Il 18 agosto 1883 nasceva a Saumur una bambina battezzata Gabrielle Bonheur, quel secondo nome, che significa “felicità” in francese sembra quasi farsi beffe di lei, segnando la sua vita con numerosi lutti e perdite. Nonostante ciò, quella bambina era destinata a diventare un’icona della moda e dell’emancipazione femminile, tutti noi la conosciamo come Coco Chanel.
Oggi, leggendo questo nome, pensiamo a un marchio di fama mondiale, che fattura miliardi e che vorremmo tanto poterci permettere, se non nell’armadio almeno sulla toletta del trucco ma, dietro quella doppia C c’è molto di più. C’è una bambina che cresce in un orfanotrofio, con le suore, dalle quali impara a cucire e che ispireranno il suo stile sobrio e l’amore verso il bianco e nero. C’è una ragazza che, grazie al suo primo amore Etienne Balsan, ricco ufficiale di cavalleria, inizia a farsi strada nel mondo dell’alta società. C’è una donna che, nel 1910, riceve in regalo dal suo amante Arthur “Boy” Capel, “Chanel Modes”, il suo primo negozio di cappelli a Parigi. Lo stesso amante la cui morte la segnerà per sempre.
Gabrielle, conosciuta come Coco, soprannome che si è guadagnata cantando nei caffé, lavorerà tutta la vita per decostruire l’abbigliamento femminile non solo per seguire i propri gusti ma, soprattutto, per liberare la donna da catene fatte di stoffe rigide e corsetti austeri. Sostituì i broccati e i velluti con il jersey, utilizzato fino ad allora solo per la biancheria intima, semplificò le linee, trasformò il nero da colore del lutto a colore del lusso, introdusse i tailleur, il tweed, i cardigan, le gonne a vita bassa e, soprattutto, il suo little black dress.
Liberò le mani delle donne, troppo importanti per limitarsi a stringere una borsa, con la sua 2.55, dotata di tracolla, donò alle donne una fragranza ancora oggi iconica: il n.5, primo profumo con note sintetiche, nato grazie all’incontro fortunato con il granduca Dmitrij Pavlovic che le presentò il profumiere Ernest Beaux.

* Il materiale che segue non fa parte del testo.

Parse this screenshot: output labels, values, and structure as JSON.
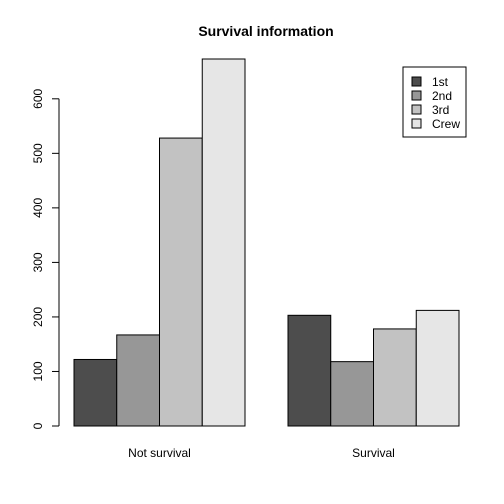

Ogni amore una gemma alla sua collana, anche se la segnarono in maniera dolorosa, come Paul Iribe morto improvvisamente nel 1935 o Hans Günther Von Dincklage, agente della Gestapo la cui relazione macchiò indelebilmente la reputazione di Coco, accusata di tradimento dopo la guerra. Ma cosa hanno prodotto questi dolori? La perdita della madre a 12 anni, l’abbandono del padre, la vita monastica, i lutti? Come il granello di sabbia che si infila nell’ostrica e intorno al quale il mollusco crea la perla, così Coco ha avvolto i suoi vuoti con metri di genialità.
Simbolo di emancipazione femminile, Coco è stata tanto ammirata quanto criticata per il suo spirito sovversivo. Da donna indipendente, in tempi non sospetti, fu la prima a comprendere che le donne non erano semplici bamboline da tenere su una mensola per essere ammirate, erano esseri dotati di anima e sogni, desiderose di vivere a pieno la propria vita, desiderio che passava anche per un corsetto stretto, per una gonna troppo lunga, per un cappello rigido, oggetti di moda creati per ingabbiare i loro corpi, corde strette intorno ai loro spiriti. Grazie a Coco la donna si trasformò da soprammobile statico a macchina volante, fu la voce di tutte quelle donne che desideravano libertà, indipendenza, forza. Ancora oggi la Maison Coco Chanel incarna tutti questi valori, simbolo di ricchezza e di lusso, non ha mai perso il suo spirito di eleganza e semplicità. Una semplicità non proprio economica né alla portata di tutte le donne ma la classe che Coco ci ha insegnato, quella sì che è per tutte perchè, come la stessa Chanel ripeteva spesso “la moda passa, lo stile resta”. Quindi indossate il vostro tubino nero, versate qualche goccia di profumo nell’incavo del collo e conquistate il mondo.